Best place (so far) for me has been Hungary/ Slovakia Czech Rep... So go to Budapest, Prague, Bratislava etc if you're into the cities - great architecture, scenery, CLUBS, VERY cheap etc etc but the country is great for wildlife too.

In my short time over there in the country (which tbh is as flat as a pancake in much of slovakia and kinda boring to look at) - there were snakes, mantids, turtles, and a species of tiger swallowtail similar to the papilio machaon which is rare here (small pockets in the Fens etc)...

Admittedly I wasn't looking but it was nice for me...

That's my idea... but really, the best insects are in the tropics imho - so somewhere hot n humid in europe would be second best?!


----------



## Ian (Jul 15, 2006)

Going to budapest in 3 weeks ^_^ 

Anything I should look out for?


----------



## infinity (Jul 16, 2006)

ooo, check out this lil village called Dolny Bar and that's where my hottie gf lives  

and nope, as with all nature- u don't find it- it finds u


----------



## ellroy (Jul 17, 2006)

Brave man....telling Ian where your GF lives! I bet he's ironing the tweed suit and splashing on the brut aftershave as we speak!


----------



## Ian (Jul 17, 2006)

Haha, dear me Alan, you just know me to well!
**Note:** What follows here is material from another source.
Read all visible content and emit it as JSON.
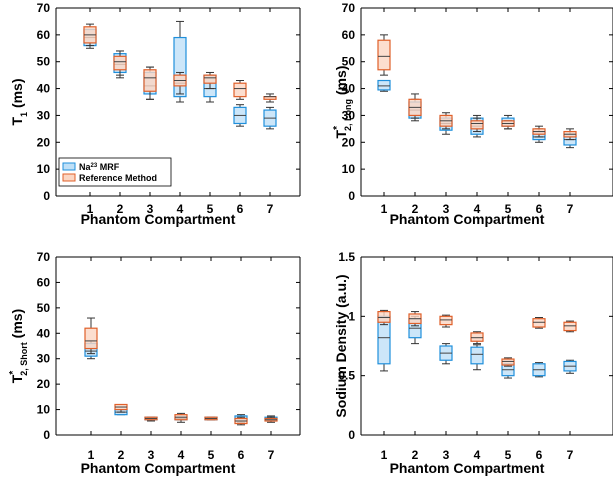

Mind you, it must be hard for a man like Jon, to compete with such a good looking man like me


----------



## infinity (Jul 17, 2006)

YEah, babies are always cute. but i think she'd like someone out of the pram


----------



## Ian (Jul 17, 2006)

Haha, shed love me then ^_^


----------



## Johnald Chaffinch (Jul 18, 2006)

best place in europ i've been for wildlife has been Corfu, so maybe there or another Greek island. am after somewhere with shallow warm waters

when i walked into a forest in corfu once i found myself surrounded by the craziest animals, some mantid nymphs rained down on me too


----------



## bruty2fruity (Jul 19, 2006)

im going malta this year, should be good - do you guys take mantids back home from other countries?


----------



## Ian (Jul 19, 2006)

If that was me I'd post them. Safest option!


----------



## infinity (Jul 19, 2006)

Maybe Ian, but have you ever realised that postcards always end up getting home after you do... not sure I could trust their postal service!


----------



## Ian (Jul 19, 2006)

Oh yea I guess that's a good point. But I would have thought it would be a better idea than trying to get them through customs?


----------



## infinity (Jul 19, 2006)

bugs don't show up on x-ray :wink:

I would imagine if it's small and well packed in CHECKED IN luggage, it will be safe... you're right though, hand luggage is often checked...

If In doubt, buy from Yen  - he invariably has everything you could want...


----------